The lack of clarity has resulted in staff noting that not much work is getting done, as managers have been unable to plan ahead, the report says. Certain budgets that would normally be finalized by the end of the year still haven’t been finalized, and decisions that would usually take days to be signed off on are now taking a month in some cases.
Meta did not immediately respond to TechCrunch’s request for comment.
The report comes as Meta CEO Mark Zuckerberg said earlier this month during an earnings call with analysts that the company plans to continue to contain costs. He promised a “year of efficiency” and said that Meta would be more proactive about cutting low-priority and low-performance roles. Zuckerberg noted that Meta would be flattening its organization structure and “removing some layers in middle management to make decisions faster.”

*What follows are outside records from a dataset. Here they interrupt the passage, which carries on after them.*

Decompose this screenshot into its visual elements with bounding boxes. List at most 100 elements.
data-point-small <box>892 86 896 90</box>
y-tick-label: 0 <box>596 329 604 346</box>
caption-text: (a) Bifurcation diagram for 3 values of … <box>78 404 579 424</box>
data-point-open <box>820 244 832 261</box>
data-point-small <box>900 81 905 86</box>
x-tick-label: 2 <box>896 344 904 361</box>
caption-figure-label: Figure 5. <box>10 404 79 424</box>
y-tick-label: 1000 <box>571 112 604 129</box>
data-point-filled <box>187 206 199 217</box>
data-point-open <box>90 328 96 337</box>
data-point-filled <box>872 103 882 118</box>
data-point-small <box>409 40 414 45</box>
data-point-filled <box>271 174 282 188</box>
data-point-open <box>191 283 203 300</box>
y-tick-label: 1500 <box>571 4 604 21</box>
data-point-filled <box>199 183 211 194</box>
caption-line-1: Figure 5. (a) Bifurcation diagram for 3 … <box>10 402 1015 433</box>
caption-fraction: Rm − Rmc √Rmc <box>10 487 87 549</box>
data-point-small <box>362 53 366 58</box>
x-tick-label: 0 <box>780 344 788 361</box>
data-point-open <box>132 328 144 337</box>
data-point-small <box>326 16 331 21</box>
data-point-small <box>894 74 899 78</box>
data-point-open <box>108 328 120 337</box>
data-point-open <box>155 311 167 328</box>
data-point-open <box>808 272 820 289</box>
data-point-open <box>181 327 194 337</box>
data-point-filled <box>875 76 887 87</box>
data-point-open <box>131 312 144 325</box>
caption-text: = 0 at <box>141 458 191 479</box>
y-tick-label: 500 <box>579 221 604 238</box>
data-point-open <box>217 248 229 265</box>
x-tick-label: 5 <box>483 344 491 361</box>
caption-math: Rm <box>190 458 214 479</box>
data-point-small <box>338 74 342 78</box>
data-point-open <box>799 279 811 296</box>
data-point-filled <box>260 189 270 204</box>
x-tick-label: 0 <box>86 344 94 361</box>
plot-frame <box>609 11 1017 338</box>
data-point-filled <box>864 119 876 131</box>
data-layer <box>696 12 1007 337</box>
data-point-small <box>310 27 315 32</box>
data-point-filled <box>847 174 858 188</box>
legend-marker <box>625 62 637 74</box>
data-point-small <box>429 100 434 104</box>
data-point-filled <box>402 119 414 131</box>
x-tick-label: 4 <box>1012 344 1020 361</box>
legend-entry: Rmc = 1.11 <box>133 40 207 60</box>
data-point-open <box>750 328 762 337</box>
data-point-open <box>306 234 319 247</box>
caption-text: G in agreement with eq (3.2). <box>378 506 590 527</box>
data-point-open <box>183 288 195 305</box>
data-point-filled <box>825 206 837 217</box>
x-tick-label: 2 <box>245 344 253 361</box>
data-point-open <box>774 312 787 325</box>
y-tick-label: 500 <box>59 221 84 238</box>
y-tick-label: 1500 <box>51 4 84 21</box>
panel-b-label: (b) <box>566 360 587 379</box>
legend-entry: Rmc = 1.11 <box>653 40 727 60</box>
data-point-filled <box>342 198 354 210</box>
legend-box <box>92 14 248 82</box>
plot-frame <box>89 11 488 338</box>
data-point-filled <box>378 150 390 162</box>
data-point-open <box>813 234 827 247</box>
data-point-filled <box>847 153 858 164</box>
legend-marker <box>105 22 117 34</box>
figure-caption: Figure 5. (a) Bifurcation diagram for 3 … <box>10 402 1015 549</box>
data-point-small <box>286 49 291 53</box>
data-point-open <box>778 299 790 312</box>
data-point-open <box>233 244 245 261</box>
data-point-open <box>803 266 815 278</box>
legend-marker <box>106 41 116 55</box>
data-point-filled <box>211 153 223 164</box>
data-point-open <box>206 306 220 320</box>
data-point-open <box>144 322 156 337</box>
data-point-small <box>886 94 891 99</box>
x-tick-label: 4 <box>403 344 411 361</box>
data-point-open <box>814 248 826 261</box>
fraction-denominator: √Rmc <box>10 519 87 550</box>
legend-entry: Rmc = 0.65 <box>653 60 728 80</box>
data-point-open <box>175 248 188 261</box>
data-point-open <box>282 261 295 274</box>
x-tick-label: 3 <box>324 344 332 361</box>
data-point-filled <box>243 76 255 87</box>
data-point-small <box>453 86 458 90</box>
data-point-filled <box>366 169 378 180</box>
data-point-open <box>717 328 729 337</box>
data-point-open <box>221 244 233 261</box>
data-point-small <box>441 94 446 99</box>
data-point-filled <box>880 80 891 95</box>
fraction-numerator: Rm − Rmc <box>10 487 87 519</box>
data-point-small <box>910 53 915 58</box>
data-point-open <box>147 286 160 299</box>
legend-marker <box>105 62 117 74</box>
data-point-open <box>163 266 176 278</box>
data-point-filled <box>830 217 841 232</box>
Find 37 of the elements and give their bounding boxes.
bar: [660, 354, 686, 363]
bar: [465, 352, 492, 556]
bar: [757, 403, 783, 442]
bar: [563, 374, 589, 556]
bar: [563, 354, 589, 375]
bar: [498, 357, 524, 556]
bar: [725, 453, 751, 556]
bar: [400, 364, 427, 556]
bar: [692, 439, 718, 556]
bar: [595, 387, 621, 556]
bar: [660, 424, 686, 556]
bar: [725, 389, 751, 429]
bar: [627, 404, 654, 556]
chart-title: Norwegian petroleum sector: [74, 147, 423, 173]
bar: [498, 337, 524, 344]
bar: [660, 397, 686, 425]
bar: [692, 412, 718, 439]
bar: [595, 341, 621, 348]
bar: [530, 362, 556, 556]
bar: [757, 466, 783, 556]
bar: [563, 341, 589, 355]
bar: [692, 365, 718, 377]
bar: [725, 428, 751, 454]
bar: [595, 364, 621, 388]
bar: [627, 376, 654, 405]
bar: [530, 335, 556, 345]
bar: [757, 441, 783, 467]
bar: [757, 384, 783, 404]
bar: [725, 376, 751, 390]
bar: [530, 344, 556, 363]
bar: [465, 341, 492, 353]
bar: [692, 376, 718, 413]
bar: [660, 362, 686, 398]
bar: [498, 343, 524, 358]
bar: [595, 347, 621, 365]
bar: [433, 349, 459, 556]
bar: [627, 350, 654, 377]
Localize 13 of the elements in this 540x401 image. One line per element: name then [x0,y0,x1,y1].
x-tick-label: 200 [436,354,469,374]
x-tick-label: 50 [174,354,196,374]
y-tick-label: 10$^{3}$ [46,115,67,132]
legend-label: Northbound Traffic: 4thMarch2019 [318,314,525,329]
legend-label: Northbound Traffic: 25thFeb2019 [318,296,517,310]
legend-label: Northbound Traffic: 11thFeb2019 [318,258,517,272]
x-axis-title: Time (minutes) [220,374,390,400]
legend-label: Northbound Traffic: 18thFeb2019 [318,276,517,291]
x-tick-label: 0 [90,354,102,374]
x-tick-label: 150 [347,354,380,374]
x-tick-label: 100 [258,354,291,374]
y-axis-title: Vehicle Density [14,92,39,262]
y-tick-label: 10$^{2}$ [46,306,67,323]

In November, Meta laid off 11,000 employees, or about 13% of its global workforce. The cuts were the largest in Meta’s history and impacted multiple departments within the company, with recruiting and business teams affected the most. At the time, the company said its hiring freeze would extend into early 2023, with only a “small number of exceptions.”
Although Meta clearly isn’t the only company to announce layoffs in the past year, it’s one of the few to expand on its previous layoffs. For instance, Amazon originally said that it would lay off 10,000 employees, but later expanded that figure to 18,000. In addition, Coinbase recently laid off 950 employees, after already letting go of 1,100 employees last June.